Yemen’s separatist Southern Transitional Council (STC) announced early Wednesday that it gave up its three-month self-rule in southern provinces. 

Violence has flared between the STC and government forces since the group declared self-rule in Aden and other southern provinces in April.

The United Arab Emirates-backed STC accepted a Saudi Arabian proposal designed to accelerate implementation of the Riyadh Agreement, STC spokesman Nizar Haitham said on Twitter.

Haitham said the decision was made to implement the Riyadh Agreement to ensure security and stability and to demonstrate a joint effort to confront Houthi militias and terrorist groups, form a government that includes representatives of northern and southern Yemen, appoint a governor and security director for Aden, as well as replace military forces with security forces.

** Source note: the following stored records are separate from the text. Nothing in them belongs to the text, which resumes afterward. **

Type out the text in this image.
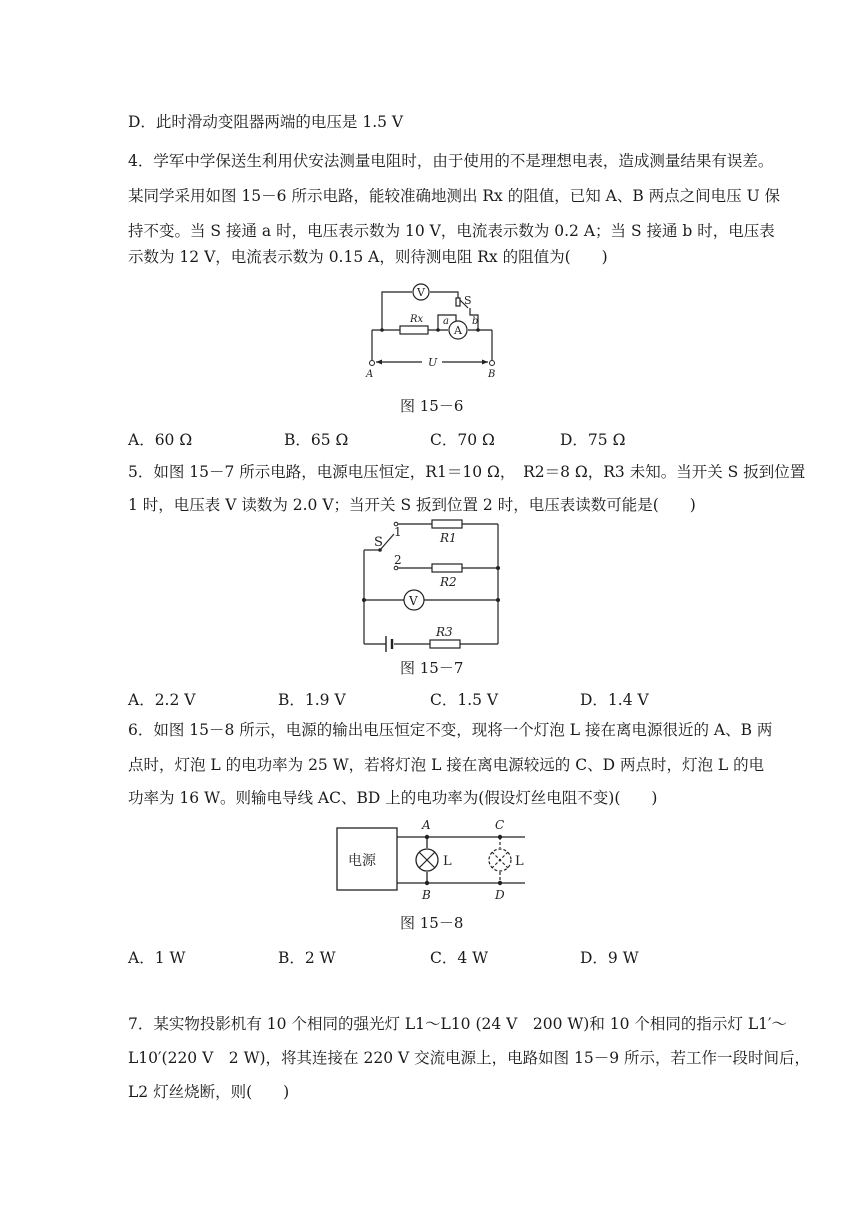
D．此时滑动变阻器两端的电压是 1.5 V
4．学军中学保送生利用伏安法测量电阻时，由于使用的不是理想电表，造成测量结果有误差。
某同学采用如图 15－6 所示电路，能较准确地测出 Rx 的阻值，已知 A、B 两点之间电压 U 保
持不变。当 S 接通 a 时，电压表示数为 10 V，电流表示数为 0.2 A；当 S 接通 b 时，电压表
示数为 12 V，电流表示数为 0.15 A，则待测电阻 Rx 的阻值为(　　)
V
Rx
A
S
a b
U
A	B
图 15－6
A．60 Ω	B．65 Ω	C．70 Ω	D．75 Ω
5．如图 15－7 所示电路，电源电压恒定，R1＝10 Ω，　R2＝8 Ω，R3 未知。当开关 S 扳到位置
1 时，电压表 V 读数为 2.0 V；当开关 S 扳到位置 2 时，电压表读数可能是(　　)
V
S
1
2
R1
R2
R3
图 15－7
A．2.2 V	B．1.9 V	C．1.5 V	D．1.4 V
6．如图 15－8 所示，电源的输出电压恒定不变，现将一个灯泡 L 接在离电源很近的 A、B 两
点时，灯泡 L 的电功率为 25 W，若将灯泡 L 接在离电源较远的 C、D 两点时，灯泡 L 的电
功率为 16 W。则输电导线 AC、BD 上的电功率为(假设灯丝电阻不变)(　　)
电源
A
B
C
D
L	L
图 15－8
A．1 W	B．2 W	C．4 W	D．9 W
7．某实物投影机有 10 个相同的强光灯 L1～L10 (24 V　200 W)和 10 个相同的指示灯 L1′～
L10′(220 V　2 W)，将其连接在 220 V 交流电源上，电路如图 15－9 所示，若工作一段时间后，
L2 灯丝烧断，则(　　)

He also stressed partnership in all areas with the Arab League and said the fight against Iranian interventions continues.

Earlier, Saudi Arabia presented a resolution to implement the stalled Riyadh Agreement, according to Saudi state news agency.

The Riyadh agreement was signed between the government and STC in November following a month of fighting and included 29 terms to address political, social, economic and security situations in Yemen’s southern provinces. Both parties, however, blamed each other for not abiding by the agreement.

Later Wednesday, Yemeni President Abdrabbuh Mansour Hadi, who currently resides in Saudi Arabia, appointed a governor and chief of police in Aden, the temporary capital.

Yemen has been devastated by a conflict that escalated in March 2015 after Iran-backed Houthi rebels seized the capital of Sana’a and forced Hadi to flee the country.